My first experience with pizza was not something to celebrate.  I was maybe five years old. I think our family had been out bowling. Not something we did very often. I was terrible at it, but then, I was five. I suspect the rest of my family wasn’t a whole lot better.  Like I said, we didn’t do it very often. But after bowling (I think it was bowling, but I may be confusing it with some other outing. It was a long time ago) we went out for pizza.

This was the early 1960’s and the world was a very different place. Pizza was somewhat rare. I think we had only one pizza parlor in town. We were at that time, the 4th largest city in Oregon, and only one pizza parlor (that’s what we called them back then. Pizza parlors. No, I have no idea why, when the only other thing I remember being called a parlor, was a funeral parlor. That’s not creepy at all). I recall I had some trouble with the word “pizza” as it was not a word I had ever heard before. But I must have been excited at trying something new and different and exotic.

I hated it.

The crust was cracker thin, hard, and bland. The toppings were way too spicy for me. My parents had ordered a “Combination”. I doubt there was a wide selection of different kinds of pizzas to choose from. None of us having a vast experience with pizza, a Combination probably seemed like the safe bet. It probably had sausage and pepperoni and all kinds of things that were a horror to a five year-old pallet. My theory is that taste buds get less acute as you get older. The more you abuse them with spices, the deader they get. So, a five-year-old with brand new taste buds is going to be way more sensitive to spices than an adult. In any event, it was not something I liked and I had no intention of ever trying it again.

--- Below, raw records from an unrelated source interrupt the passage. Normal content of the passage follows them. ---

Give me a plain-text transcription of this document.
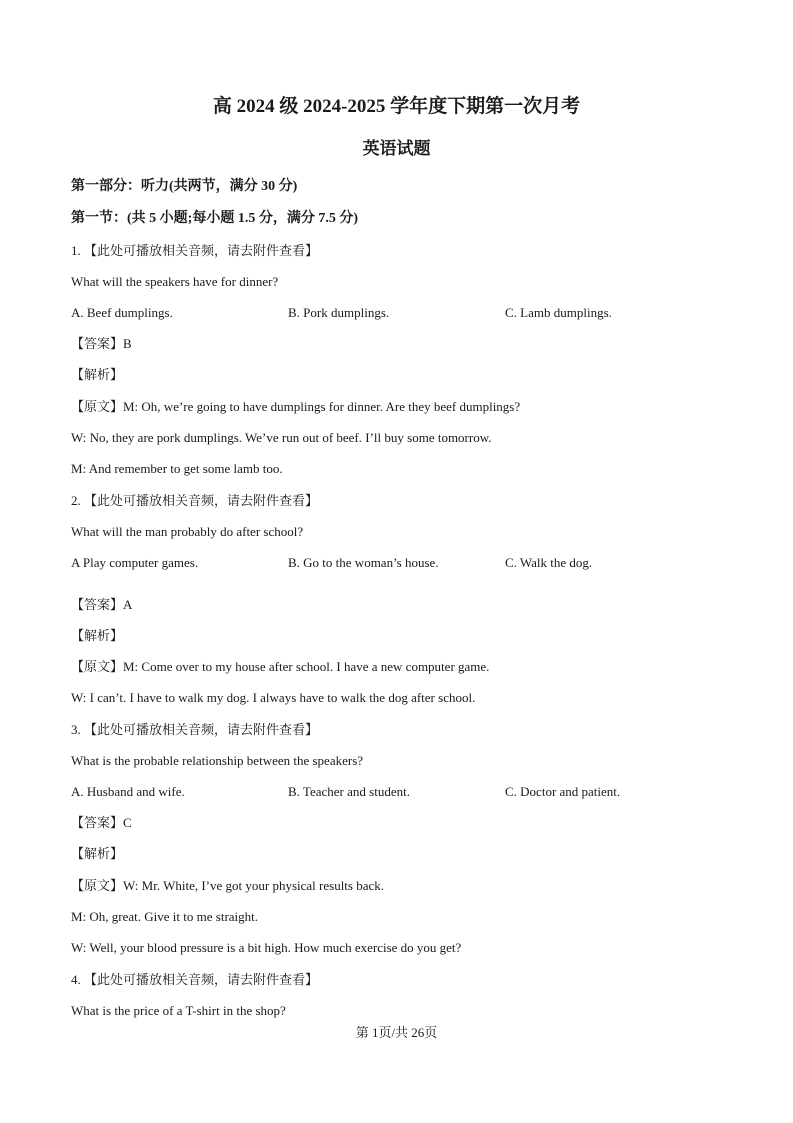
高 2024 级 2024-2025 学年度下期第一次月考
英语试题
第一部分：听力(共两节，满分 30 分)
第一节：(共 5 小题;每小题 1.5 分，满分 7.5 分)
1. 【此处可播放相关音频，请去附件查看】
What will the speakers have for dinner?
A. Beef dumplings.	B. Pork dumplings.	C. Lamb dumplings.
【答案】B
【解析】
【原文】M: Oh, we’re going to have dumplings for dinner. Are they beef dumplings?
W: No, they are pork dumplings. We’ve run out of beef. I’ll buy some tomorrow.
M: And remember to get some lamb too.
2. 【此处可播放相关音频，请去附件查看】
What will the man probably do after school?
A Play computer games.	B. Go to the woman’s house.	C. Walk the dog.
【答案】A
【解析】
【原文】M: Come over to my house after school. I have a new computer game.
W: I can’t. I have to walk my dog. I always have to walk the dog after school.
3. 【此处可播放相关音频，请去附件查看】
What is the probable relationship between the speakers?
A. Husband and wife.	B. Teacher and student.	C. Doctor and patient.
【答案】C
【解析】
【原文】W: Mr. White, I’ve got your physical results back.
M: Oh, great. Give it to me straight.
W: Well, your blood pressure is a bit high. How much exercise do you get?
4. 【此处可播放相关音频，请去附件查看】
What is the price of a T-shirt in the shop?
第 1页/共 26页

Sometime in the next five or six years, my attitude changed about pizza. It had to have involved trying a pizza that did not have pepperoni on it. In fact, I am almost sure that the pizza I fell in love with had Canadian bacon on it. It would have been Canadian bacon with tomatoes, not pineapple. Later I was to discover the controversy of putting pineapple on pizza. I have no strong feelings on the pineapple controversy. It is not my favorite topping, but if somebody hands me a slice with Canadian bacon and pineapple, I will probably eat it.

I wasn’t lying when I said the pizza experience of yesterday is not like the pizza experience of today. Now, even small towns have multiple pizza venues, some still call themselves “parlors” but those are rare. And the choices of the different kinds of pizzas have exploded. It’s like what Baskin-Robbins did for ice cream. There are specialty pizzas and regional pizzas. Like Jazz, New York’s version is different than Chicago’s and they are both probably different than what is produced in Italy, which has its own regional differences.

Pizza has gone from one of my least favorite foods to one of my most favorite. I make no apologies. Deal with it.